Closed rudolfix closed 4 months ago
Been doing some hacking on this.
openapi-python-client looks like a good base to build on. The templating works pretty well and creating dlt schema should be a similar approach to how the data classes are generated.
The openapi parser needs some tweaks. Seems to fail easily on odd/non standard things. E.g. pipedrive has boolean type enums, missing type fields and such that could simply be ignored or inferred.
Would be good if we could still generate the parts that can be parsed and show warnings when something's off. The user can then fix the code as needed.

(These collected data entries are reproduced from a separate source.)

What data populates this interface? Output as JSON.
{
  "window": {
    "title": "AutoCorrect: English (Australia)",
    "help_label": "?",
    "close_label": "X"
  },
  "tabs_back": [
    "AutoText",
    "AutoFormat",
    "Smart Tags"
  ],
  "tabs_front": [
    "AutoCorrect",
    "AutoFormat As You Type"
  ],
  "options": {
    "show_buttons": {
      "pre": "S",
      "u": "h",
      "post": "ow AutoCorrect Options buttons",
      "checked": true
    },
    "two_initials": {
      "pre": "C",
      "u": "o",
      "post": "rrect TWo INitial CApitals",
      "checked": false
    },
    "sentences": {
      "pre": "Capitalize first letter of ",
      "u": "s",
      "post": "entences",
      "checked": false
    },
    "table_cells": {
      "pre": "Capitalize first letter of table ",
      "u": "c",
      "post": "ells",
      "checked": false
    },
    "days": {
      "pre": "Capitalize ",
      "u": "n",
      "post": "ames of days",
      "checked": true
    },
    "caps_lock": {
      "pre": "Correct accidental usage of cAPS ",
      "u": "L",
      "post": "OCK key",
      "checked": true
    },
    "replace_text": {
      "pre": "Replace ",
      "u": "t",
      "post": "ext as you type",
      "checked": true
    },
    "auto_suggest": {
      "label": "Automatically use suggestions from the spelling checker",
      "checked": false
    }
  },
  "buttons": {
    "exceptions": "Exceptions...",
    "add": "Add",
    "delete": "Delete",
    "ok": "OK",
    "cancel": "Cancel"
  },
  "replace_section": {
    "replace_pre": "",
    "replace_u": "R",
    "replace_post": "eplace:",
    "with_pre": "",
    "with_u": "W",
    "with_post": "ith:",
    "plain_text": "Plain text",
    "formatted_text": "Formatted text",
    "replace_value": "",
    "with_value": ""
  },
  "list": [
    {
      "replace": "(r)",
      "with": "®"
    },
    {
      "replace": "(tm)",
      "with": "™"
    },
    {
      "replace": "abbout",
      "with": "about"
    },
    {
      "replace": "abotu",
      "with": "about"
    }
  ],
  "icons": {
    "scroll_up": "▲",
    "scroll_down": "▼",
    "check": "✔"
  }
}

I think pagination is also crucial for this to be useful, ideally we handle most cases without having to edit the generated code.
Some ideas on that and dependant endpoints:
We can try to detect what kind of pagination is used. E.g. offset, cursor, etc
Detect whether the endpoint returns a list of objects.

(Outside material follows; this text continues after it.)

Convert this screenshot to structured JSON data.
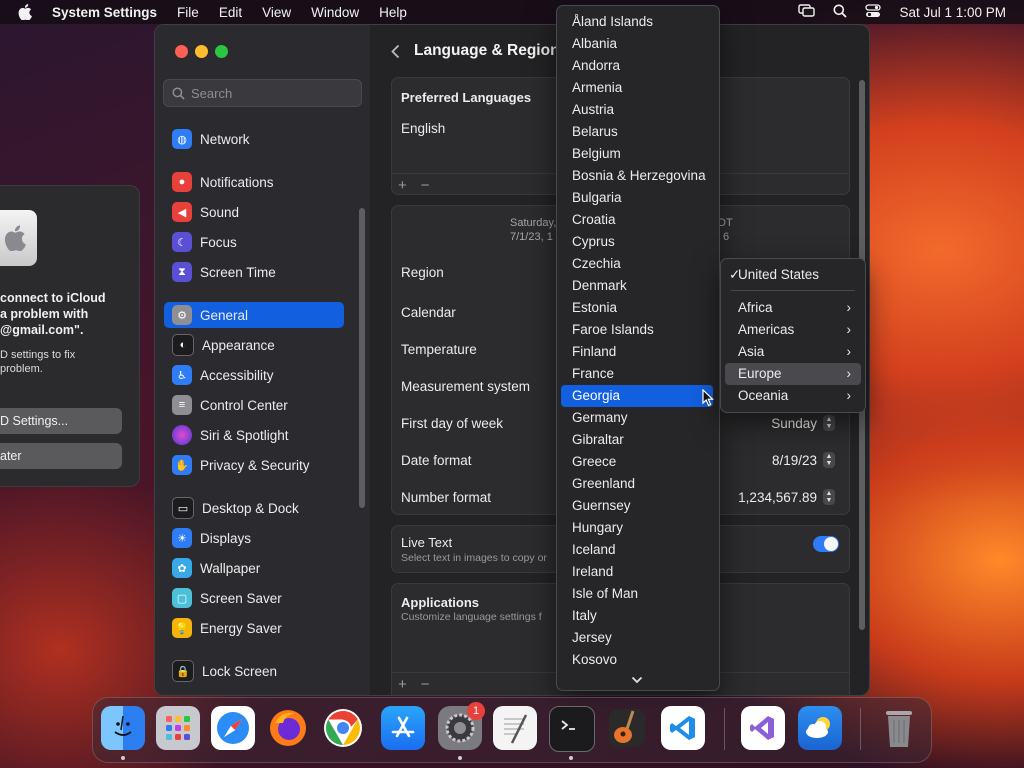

Check the response schema for a data array. Sometimes there is an array in the root, sometimes the data is nested within an envelope.
The resource should yield the data array, not the top level object which may have some metadata.
Optionally the resource should accept a JSON path or callback argument to point to the data field.
Find the pagination request parameter
Usually a query parameter. A guess could be a field which fuzzily matches something like "page", "pagination", "offset", "cursor", "after", etc in description or name. If the same field is found in the response schema it would be a good guess.
Let user override with argument.
Determine what kind of pagination
For example if the pagination param is an integer, it's likely offset pagination
If it's a string it's likely a cursor
Offset pagination is easy, increment until there are no more results.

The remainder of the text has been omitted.